Scalix Forums

Can Scalix Server use an existing LDAP server to authenticate against? We are running SUSE Enterprise 10 on our existing server and I would like to setup Scalix under a Virtual Machine and able to make use of our existing LDAP db for auth.

Thanks.

Yes.
I'm authenticating Scalix against my OpenLDAP server.
You'll have to syncronize your scalix system directory with omldapsync, and you can authenticate against both scalix and LDAP.

I am attempting the same thing at present, just one question, is it possible to still make changes in SAC? Such as groupings etc? Would it be the case that the user info created on the LDAP server is copied to SCALIX but user data created in SAC is not transfered to LDAP. Hope that made sense

Richard

You can still make some changes such as grouping, change the user type (licensed or not), scalix password.
But uid, user name and such, I'd do it from ldap

Thanks, so if i was to change the password for example in SAC would that sync to LDAP?

No.
Scalix has its own password database.
You can authenticate against scalix (om_auth), against ldap (pam_ldap), or against both.
If you change userPassword in LDAP, it will not change Scalix user's password. Same the other way.

My system is configured so that I do all my user administration from my OpenLDAP directory that gets sync'd to scalix via cron job (omldapsync). Then group/distribution lists are managed from SAC.

I spent a lot of time with support getting it working, if you do a search for posts by me you will get several good threads about this type of configuration.

Just another quick question to clarify, if i use omldapsync with an empty openLDAP server and an already populated Scalix directory, will the end result be two identical copies? Is the sync bi-directional? for example if there was one user on the LDAP server would both end up with that user, plus the Scalix users.

Many Thanks in Advance

(p.s thanks to davidz, your past posts have been a great help )

No, omldapsync with OpenLDAP is just one way: OpenLDAP -> SCALIX.
you can't export from Scalix to OpenLDAP.
I guess what you can do is create an ldif from scalix and then slapadd to populate your LDAP.

Thanks for that, just one more question, if i have say 1 entry in openLDAP and 10 in SCALIX, will i end up with 11 in SCALIX? What i am trying to say is, is the sync adding / updating records, or replacing them...
Regards

Richard

It depends on the 10 users in Scalix already. If all 11 have different names then you will end up with 11 total entries. If some overlap the sync will fail and give errors.

For example: My system has two types of users in SAC. The greyed out ones from my OpenLDAP system (these are all regular users). Then I also have system type users that I have created and am able to edit in SAC (like servername@domain.com for some of our server systems thta need email but not a samba login).
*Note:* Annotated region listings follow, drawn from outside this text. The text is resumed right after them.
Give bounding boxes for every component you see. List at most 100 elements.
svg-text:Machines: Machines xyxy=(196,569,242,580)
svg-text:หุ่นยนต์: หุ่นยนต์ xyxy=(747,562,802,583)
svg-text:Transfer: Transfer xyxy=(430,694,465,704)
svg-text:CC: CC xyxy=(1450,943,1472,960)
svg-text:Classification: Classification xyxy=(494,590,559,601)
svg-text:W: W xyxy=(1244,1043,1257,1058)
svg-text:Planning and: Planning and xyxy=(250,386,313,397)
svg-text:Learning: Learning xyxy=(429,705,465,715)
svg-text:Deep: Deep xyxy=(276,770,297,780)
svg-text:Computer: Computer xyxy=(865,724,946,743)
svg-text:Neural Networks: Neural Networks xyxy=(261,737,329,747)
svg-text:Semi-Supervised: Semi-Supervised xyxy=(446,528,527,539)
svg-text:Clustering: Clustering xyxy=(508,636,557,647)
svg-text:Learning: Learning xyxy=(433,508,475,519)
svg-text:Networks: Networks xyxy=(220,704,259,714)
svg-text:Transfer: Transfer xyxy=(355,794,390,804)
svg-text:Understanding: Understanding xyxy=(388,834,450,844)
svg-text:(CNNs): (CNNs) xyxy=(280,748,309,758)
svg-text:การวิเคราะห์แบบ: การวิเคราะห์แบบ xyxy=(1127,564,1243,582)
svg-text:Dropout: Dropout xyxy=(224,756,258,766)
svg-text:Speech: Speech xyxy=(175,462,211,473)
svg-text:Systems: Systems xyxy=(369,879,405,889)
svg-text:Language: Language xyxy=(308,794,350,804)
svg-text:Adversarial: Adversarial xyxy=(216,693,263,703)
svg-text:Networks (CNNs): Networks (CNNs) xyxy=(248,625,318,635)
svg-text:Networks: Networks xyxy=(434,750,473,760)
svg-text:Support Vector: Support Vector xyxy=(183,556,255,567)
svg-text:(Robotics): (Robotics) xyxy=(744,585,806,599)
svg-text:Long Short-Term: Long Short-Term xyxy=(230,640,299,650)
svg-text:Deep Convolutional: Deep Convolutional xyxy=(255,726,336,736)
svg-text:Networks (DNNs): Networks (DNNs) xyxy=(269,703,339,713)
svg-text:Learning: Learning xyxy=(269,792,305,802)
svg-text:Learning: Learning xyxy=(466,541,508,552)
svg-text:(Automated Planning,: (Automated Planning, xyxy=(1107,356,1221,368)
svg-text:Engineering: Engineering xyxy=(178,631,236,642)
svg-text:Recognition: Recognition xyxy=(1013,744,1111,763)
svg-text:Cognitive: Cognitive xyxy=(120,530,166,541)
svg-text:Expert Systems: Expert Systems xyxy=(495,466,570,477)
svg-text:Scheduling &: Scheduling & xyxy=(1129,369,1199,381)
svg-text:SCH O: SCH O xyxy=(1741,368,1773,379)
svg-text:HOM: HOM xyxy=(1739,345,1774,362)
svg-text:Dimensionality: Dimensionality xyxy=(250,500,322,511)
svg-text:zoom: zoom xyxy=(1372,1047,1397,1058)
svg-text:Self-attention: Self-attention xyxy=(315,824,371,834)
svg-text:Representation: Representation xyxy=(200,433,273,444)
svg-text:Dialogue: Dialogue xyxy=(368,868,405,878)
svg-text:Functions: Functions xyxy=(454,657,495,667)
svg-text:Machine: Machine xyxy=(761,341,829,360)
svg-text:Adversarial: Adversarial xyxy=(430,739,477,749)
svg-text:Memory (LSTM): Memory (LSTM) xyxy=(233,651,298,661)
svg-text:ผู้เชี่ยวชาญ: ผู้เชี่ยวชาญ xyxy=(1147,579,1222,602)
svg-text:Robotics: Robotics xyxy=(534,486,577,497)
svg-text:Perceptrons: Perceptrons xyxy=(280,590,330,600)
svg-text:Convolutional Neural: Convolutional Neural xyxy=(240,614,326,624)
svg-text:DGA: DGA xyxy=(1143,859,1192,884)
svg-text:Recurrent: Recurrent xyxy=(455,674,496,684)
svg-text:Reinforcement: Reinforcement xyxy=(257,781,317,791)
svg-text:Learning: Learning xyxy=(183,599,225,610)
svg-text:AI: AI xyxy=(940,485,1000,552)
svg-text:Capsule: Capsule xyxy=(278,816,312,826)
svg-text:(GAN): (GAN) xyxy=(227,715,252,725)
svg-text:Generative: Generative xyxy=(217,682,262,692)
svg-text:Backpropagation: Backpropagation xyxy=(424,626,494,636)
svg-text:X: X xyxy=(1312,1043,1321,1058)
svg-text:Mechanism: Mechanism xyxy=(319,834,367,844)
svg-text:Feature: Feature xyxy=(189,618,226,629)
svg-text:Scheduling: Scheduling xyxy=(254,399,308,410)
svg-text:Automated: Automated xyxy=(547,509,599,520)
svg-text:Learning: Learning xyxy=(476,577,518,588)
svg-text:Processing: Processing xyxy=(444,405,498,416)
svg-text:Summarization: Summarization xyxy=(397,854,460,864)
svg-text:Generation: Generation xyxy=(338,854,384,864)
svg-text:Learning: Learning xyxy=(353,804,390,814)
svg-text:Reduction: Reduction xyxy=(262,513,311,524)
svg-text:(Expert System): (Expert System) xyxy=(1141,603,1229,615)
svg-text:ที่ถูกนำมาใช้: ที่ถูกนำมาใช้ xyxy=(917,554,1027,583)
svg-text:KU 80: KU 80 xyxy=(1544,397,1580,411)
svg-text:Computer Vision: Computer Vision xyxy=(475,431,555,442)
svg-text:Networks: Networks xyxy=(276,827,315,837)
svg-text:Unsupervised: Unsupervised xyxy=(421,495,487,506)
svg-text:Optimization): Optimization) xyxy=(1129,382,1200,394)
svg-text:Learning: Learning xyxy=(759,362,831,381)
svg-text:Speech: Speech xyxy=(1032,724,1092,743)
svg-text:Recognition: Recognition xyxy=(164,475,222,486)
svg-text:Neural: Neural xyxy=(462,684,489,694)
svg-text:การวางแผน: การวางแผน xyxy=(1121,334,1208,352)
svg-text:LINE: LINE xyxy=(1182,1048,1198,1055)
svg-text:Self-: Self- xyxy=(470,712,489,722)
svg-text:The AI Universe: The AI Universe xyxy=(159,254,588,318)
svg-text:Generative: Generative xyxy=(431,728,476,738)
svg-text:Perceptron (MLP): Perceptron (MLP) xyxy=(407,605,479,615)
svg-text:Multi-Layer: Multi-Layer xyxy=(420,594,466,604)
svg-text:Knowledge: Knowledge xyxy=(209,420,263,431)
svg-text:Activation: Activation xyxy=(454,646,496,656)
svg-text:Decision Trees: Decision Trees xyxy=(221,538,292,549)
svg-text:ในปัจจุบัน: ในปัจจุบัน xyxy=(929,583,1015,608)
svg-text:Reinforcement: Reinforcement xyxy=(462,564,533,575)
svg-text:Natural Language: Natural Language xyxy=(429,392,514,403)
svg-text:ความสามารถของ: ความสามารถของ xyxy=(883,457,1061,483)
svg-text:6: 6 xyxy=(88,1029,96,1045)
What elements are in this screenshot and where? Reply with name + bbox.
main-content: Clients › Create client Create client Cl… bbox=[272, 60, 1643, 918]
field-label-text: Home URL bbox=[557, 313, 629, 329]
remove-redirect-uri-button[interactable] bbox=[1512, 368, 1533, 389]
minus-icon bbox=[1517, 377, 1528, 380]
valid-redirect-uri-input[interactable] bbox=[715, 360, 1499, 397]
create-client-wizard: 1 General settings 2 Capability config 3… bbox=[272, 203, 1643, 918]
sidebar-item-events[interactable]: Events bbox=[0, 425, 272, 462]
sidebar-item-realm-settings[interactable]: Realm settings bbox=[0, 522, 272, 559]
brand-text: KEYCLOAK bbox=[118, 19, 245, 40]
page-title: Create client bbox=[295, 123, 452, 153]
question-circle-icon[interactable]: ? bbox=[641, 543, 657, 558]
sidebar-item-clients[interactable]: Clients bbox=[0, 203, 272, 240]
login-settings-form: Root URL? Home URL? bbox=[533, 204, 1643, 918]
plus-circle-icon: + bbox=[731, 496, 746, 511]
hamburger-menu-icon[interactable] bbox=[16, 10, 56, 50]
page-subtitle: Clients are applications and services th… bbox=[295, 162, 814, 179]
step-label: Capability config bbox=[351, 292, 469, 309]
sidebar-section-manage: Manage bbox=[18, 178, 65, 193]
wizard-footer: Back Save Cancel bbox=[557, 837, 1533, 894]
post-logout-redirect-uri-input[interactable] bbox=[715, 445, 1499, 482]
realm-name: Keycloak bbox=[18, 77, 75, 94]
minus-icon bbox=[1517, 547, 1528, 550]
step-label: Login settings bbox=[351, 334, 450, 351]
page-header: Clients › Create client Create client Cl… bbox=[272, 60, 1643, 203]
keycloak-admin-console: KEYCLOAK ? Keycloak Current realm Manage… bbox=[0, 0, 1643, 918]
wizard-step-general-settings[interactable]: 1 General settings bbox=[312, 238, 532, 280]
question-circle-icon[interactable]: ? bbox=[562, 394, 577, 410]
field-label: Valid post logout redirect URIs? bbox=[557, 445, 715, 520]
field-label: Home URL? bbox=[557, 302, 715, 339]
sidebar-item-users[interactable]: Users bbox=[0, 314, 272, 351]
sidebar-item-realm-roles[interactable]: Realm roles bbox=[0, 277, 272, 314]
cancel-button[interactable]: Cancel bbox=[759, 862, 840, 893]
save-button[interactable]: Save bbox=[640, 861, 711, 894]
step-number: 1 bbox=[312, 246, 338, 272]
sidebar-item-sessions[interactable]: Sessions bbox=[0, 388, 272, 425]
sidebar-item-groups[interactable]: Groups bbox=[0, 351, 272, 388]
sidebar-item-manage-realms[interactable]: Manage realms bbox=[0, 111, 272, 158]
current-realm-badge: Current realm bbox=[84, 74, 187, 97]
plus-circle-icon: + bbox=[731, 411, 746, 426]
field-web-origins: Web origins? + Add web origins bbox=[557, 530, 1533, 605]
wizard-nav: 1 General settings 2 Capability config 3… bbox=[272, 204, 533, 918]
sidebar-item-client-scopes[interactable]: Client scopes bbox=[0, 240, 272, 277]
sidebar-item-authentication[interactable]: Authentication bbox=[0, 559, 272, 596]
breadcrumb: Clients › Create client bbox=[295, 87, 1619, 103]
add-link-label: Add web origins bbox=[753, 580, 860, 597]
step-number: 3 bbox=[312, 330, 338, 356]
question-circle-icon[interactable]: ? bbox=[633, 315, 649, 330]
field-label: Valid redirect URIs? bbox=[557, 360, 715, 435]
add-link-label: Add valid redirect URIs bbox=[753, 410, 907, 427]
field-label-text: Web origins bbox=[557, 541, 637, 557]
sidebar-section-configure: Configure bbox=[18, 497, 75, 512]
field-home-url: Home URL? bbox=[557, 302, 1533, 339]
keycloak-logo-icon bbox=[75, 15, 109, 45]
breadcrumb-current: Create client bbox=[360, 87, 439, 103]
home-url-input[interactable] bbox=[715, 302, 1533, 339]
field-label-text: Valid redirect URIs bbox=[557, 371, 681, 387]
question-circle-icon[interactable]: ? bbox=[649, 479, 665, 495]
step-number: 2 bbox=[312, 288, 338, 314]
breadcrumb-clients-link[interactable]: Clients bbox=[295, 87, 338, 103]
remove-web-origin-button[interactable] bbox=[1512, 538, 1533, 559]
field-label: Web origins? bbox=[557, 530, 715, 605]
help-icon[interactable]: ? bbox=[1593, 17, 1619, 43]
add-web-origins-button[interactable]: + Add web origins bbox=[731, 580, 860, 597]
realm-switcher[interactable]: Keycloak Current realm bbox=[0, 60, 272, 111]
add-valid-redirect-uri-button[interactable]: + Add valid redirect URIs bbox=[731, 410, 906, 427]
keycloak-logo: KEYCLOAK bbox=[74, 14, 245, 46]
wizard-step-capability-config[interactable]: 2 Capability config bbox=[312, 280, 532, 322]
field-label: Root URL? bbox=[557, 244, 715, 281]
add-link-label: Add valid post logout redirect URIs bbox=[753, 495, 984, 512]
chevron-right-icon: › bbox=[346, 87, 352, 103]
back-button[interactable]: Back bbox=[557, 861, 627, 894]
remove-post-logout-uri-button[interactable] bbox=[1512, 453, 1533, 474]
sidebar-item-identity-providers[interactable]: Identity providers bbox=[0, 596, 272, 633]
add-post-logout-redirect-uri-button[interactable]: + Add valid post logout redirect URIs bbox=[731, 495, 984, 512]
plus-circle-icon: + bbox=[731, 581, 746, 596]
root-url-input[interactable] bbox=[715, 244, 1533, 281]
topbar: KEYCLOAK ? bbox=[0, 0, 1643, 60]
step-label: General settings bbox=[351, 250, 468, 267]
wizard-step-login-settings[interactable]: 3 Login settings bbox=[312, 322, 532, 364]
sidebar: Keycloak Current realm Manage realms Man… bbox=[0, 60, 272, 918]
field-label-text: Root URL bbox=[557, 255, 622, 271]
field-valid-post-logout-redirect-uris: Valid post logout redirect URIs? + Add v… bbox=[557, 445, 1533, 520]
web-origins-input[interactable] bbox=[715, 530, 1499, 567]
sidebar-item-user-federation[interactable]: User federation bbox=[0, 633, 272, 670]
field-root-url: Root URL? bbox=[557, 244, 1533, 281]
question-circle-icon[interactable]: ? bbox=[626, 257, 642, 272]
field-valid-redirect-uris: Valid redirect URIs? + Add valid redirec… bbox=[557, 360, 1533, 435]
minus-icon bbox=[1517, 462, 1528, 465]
I just make sure that the system users are not in my LDAP directory.

umm thats interesting actually, my testing so far has involved syncing a new user to existing Scalix directory. The problem i have is that I am going from having an existing Scalix server with users, to an ldap server (essentially for the many authorization needs such as SAMBA and others) and this is the opposite to how most people would do it. SO.... i have the problem of having well established users on my Scalix server which need to be on the ldap server, but omldapsync will only work for new users to my ldap system, and show conflict between others.

*breath*

Suggestions anyone?

Regards

RIchard

Is your openLDAP empty? cant you export a LDIF from scalix and then slapcat into openldap?
I guess you'll have to change the DN of your users, and probablly some other attributes.

in that case could anyone give me some advice on the mapping settings in omldapsync's configuration, just a quick example would be ok, i cant seem to find any in-depth explination of it, many thanks once again, you have all been of great help

Regards

Richard

Which settings in particular are in question?

Check the man page for omldaputil it gives a litte more info in additon the the man page for omldapsync.